You cannot say he was shady. In terms of his business practices, Castelli emerges from Cohen-Solal’s book as a gentleman dealer who understood that an artist’s worth does not reside in his sales figures. He had a touching regard for the achievements of artists, or at least of his artists, conferring on their shaggy-haired heads every blessing his profession had to offer. He gave Jasper Johns and Frank Stella their first one-man shows. He spoke about Roy Lichtenstein and Donald Judd as if their legacy were roughly tantamount to that of Rembrandt.

Did he have a great eye? Probably not, but he certainly had the good sense to listen to people who knew more than he did, and the good fortune to be sent to Bucharest as a young insurance agent. There, in 1933, he met Ileana Schapira, a 17-year-old Romanian heiress whose taste was genuinely rarefied and extreme. He married her that year, and eventually she became the legendary art dealer Ileana Sonnabend. “Leo had no idea, no vision of his own,” Robert Storr, the critic and dean of the Yale School of Art, tells the author, not implausibly. Castelli, he feels, was “a go-between with an exceptional gift for public relations.” Once, on a visit to Bruce Nauman’s studio for an advance peek at the artist’s latest homemade video, Castelli fell asleep.

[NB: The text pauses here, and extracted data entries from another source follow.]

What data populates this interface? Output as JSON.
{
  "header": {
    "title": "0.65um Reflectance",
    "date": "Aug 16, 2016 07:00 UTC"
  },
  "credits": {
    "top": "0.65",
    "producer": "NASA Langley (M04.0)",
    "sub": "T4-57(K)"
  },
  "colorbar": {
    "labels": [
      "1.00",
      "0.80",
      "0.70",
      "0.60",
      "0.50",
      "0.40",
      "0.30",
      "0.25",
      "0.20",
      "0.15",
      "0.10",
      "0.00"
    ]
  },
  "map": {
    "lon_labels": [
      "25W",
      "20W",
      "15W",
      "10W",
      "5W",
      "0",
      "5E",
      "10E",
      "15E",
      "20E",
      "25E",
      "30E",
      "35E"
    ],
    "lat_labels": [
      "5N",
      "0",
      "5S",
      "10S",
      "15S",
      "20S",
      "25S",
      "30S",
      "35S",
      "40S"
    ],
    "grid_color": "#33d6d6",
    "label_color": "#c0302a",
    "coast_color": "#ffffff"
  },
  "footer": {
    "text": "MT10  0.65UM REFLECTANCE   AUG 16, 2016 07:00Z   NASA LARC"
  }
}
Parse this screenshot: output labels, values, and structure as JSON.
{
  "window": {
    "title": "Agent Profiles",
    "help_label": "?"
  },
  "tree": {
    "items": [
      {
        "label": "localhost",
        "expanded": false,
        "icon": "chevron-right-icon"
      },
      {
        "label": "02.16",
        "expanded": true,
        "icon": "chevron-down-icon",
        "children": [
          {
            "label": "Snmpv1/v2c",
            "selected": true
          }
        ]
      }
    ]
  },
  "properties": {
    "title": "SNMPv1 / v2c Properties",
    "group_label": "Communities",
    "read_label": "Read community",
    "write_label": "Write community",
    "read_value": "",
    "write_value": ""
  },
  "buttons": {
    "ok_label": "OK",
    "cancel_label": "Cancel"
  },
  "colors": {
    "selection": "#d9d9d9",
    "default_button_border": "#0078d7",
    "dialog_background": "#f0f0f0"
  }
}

He owed a substantial debt to his inordinately wealthy father-in-law, Mihai Schapira, who bankrolled Castelli’s first gallery in Paris and kindly dragged him along when the family fled to America. Arriving here in 1941, Castelli hardly seemed destined for great things, and you can even see him as a pioneer of the slacker life. He lived on the top floor of his father-in-law’s elegant town house, at 4 East 77th Street, and worked for the Romanian’s garment company. For a dec­ade he managed a knitwear factory. He was almost 50 years old when he finally opened the Castelli Gallery — in his living room. Visitors who climbed the four flights in the Schapira town house to see the debut exhibition found two enormous works hanging in the entranceway: a Jackson Pollock drip painting and a Cubist-style view of the Eiffel Tower by the French painter Robert Delaunay — in other words, a face-off between American culture and French culture, a contest in which Castelli had already decided the victor.

By then his marriage was in ruins, perhaps because he was not built for monogamy. His amatory conquests were so numerous that even his biographer appears to lose interest in cataloging them. After the divorce from Ileana came the inevitable second and third marriages, but Castelli and his first wife remained quaintly entwined through the years. His SoHo gallery, which opened in 1971 amid deserved fanfare, occupied the second floor at 420 West Broadway — one flight below Sonnabend’s gallery. In their later years (he died in 1999), they talked regularly and at last settled into the kind of untroubled companionship that had eluded them during their marriage.

For all its interesting disclosures, “Leo and His Circle” is compromised by careless writing and a breezy indifference to humble facts. The book is long on hyperbole and short on insight. The author deposits exclamation points at the end of too many otherwise unsurprising sentences, as if she were composing advertising copy for Champagne. “Nineteen fifty-eight: to all appearances a banner year!”

Deborah Solomon, who writes the “Questions For” column in The Times Magazine, is the author of “Utopia Parkway: The Life and Work of Joseph Cornell” and a forthcoming biography of Norman Rockwell.



LEO AND HIS CIRCLE

The Life of Leo Castelli

By Annie Cohen-Solal

Translated by Mark Polizzotti with the author

Illustrated. 540 pp. Alfred A. Knopf. $35.